Pete had begun to accept his own fading, the almost pleasurable sense of giving up and letting go of a life that had been short but painful. He was ready to go away. He was ready to fade out.
But that sudden attack . . . it was wrong. He hadn’t done anything to deserve it.
It was wrong.
And it made Pete angry.
Don’t hit me again, he thought.
Or else.
FOUR
76 HOURS, 52 MINUTES
THEY CLOSED THE door on the cabin. There wasn’t room enough for them to stand, so they fell into each other’s arms on the bunk.
Sam kissed her and tried not to think that it was for the last time.
He was happy. That was the hell of it. He was finally happy. Right here, right now, in this place, with this girl in his arms, he was happy. Was that why he felt the hammer about to fall on him? No, that was crazy. He was happy. Happiness didn’t mean that tragedy was coming around the corner. Did it?
“He shouldn’t ask you to do this,” Astrid said.
“Sure he should,” Sam said. “Who else is going to go if not me?”
“You’ve done enough. You’ve done more than enough. A hundred times more than enough.”
They were only inches apart, so close that Sam could feel her breath on his face when she spoke. So close he could hear her heart beating too fast.
“It’s the endgame, Astrid,” Sam said softly.
“You’re supposed to survive the endgame,” Astrid pleaded.
“What am I going to do? Hide here with you and hope it all blows over?”
“Maybe, yes. Maybe just don’t go out looking for a fight this time.

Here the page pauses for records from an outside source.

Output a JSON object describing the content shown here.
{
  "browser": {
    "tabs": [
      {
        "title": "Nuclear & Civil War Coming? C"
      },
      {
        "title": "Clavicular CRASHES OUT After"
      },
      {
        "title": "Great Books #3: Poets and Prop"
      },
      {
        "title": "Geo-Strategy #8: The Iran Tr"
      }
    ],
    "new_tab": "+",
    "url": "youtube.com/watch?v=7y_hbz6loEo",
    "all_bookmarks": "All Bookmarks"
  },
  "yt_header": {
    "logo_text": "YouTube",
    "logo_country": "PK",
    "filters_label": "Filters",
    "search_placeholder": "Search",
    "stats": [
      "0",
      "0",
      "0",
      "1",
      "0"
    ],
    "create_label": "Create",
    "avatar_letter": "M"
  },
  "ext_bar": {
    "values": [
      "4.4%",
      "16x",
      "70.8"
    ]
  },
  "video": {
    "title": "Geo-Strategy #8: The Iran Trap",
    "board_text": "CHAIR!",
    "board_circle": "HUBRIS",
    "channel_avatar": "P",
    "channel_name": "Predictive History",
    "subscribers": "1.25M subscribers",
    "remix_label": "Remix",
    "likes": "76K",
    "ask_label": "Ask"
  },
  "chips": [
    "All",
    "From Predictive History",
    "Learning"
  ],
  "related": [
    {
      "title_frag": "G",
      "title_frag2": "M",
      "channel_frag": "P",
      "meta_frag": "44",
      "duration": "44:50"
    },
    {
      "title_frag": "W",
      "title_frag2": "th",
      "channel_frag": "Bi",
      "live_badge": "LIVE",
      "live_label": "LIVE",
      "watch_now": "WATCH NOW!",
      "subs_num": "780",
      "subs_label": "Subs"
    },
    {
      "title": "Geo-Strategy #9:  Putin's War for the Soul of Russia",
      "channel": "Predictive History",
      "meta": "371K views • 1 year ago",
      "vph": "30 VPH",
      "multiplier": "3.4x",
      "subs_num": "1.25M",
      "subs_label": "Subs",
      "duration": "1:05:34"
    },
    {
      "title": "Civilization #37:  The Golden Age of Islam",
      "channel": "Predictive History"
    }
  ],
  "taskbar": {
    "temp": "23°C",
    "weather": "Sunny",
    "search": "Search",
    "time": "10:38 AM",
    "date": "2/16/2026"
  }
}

Maybe just let it be on someone else.”
“Gaia ran off with Drake and Diana, but I don’t think it was because she was weak. If she is weak, great, let’s find out now and maybe end this easily.”
His words made sense. She wouldn’t be able to dispute them.
“And if she’s not weak? If she’s exactly what we think she is and just as dangerous as we’re afraid she is? Then what, Sam?”
“Then better to move on her before she’s ready. Better not to let her choose the time and place.” He tilted his head to rest against hers, sharing the pillow. “Edilio’s right. You know he is.”
He was a little disappointed when she didn’t have a good counterargument. A part of him had been hoping that he was wrong. Her silence was his doom.
Another fight. Another battle. How many could he survive? He was living on luck. Was he supposed to believe that the world meant him to be happy with Astrid? That didn’t sound like the world he knew.